You may be receiving our seminar emails because you are directly subscribed to our seminars mailing list (or you may be one of our graduate students, undergraduate students, faculty, etc. and are subscribed to a different mailing list that also receives the seminar emails). If you are the former then you may unsubscribe from the seminar mailing list by sending an email to sympa@sympa.it.ucla.edu with “unsubscribe stat_seminars” (without quotation marks) in the subject field and the message body blank. This needs to be done from the address that is subscribed. After sending that email please follow the directions in the email response that you receive.
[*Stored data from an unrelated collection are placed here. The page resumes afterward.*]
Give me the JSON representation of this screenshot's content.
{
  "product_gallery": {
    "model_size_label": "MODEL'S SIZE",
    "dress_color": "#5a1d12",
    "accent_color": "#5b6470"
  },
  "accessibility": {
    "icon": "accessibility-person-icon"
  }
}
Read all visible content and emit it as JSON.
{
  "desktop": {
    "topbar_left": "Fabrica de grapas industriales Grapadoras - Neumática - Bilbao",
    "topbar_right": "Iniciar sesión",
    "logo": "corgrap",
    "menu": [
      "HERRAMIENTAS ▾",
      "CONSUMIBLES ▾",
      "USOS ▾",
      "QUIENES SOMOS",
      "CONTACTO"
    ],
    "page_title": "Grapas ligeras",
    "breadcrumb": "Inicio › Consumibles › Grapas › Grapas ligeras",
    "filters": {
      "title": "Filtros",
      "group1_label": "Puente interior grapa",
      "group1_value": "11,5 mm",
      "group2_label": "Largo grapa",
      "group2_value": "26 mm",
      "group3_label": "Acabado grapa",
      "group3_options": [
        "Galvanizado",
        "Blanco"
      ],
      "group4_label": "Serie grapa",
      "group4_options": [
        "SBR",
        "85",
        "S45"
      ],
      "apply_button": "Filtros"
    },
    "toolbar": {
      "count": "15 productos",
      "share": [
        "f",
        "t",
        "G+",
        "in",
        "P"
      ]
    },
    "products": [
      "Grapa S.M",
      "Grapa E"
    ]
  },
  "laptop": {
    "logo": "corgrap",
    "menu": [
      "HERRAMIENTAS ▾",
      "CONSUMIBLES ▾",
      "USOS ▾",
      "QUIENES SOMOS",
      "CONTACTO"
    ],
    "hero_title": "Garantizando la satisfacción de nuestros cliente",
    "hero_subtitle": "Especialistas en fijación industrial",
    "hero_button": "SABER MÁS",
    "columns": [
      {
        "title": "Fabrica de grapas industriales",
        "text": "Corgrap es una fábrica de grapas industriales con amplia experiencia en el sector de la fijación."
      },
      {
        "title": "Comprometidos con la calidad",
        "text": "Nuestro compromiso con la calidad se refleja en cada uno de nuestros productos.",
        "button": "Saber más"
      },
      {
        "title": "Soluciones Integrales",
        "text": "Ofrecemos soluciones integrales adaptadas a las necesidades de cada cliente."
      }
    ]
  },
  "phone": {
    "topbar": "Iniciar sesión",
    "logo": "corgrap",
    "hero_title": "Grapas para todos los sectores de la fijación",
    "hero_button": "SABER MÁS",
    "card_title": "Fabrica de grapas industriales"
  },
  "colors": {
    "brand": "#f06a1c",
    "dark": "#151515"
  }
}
Viewing our Seminars Remotely

When viewing one of our live seminars remotely, it is optimal to have your Zoom settings such that you are using “Side-by-side: Speaker View”. You can see details of how to do this here.

 

Thursday, 05/30/2024, Time: 11:00am-12:15pm, On the Implicit Optimization Bias of Next-Token Prediction

Speaker: Christos Thrampoulidis, Assistant Professor
Department of Electrical and Computer Engineering, University of British Columbia

Abstract:

The talk explores optimization principles of next-token prediction (NTP), which has become the go-to paradigm for training modern language models. We frame NTP as cross-entropy optimization across distinct contexts, each tied to a sparse conditional probability distribution across a finite vocabulary. This leads us to introduce “NTP-separability conditions,” which enable reaching the entropy lower bound of the NTP objective. We then focus on NTP-trained linear models for which we fully specify the optimization bias of gradient descent. Our analysis highlights the key role played by the sparsity pattern of the contexts’ conditional distributions and introduces a NTP-specific notion of margin. We also investigate a log-bilinear NTP model, which abstracts sufficiently expressive language models: In large embedding spaces, we can characterize the geometry of word and context embeddings in relation to a NTP-margin-maximizing logit matrix, which separates out-of-support words. Through experiments we show how this optimization perspective establishes new links between geometric features of the embeddings and textural structures.

Biography:

Dr. Thrampoulidis is an Assistant Professor in the Department of Electrical and Computer Engineering at the University of British Columbia. Previously, he was an Assistant Professor at the University of California, Santa Barbara and a Postdoctoral Researcher at MIT. He received a M.Sc. and a Ph.D. in Electrical Engineering in 2012 and 2016, respectively, both from Caltech, with a minor in Applied and Computational Mathematics. In 2011, he received a Diploma in ECE from the University of Patras, Greece. His research is on machine learning, high-dimensional statistics and optimization.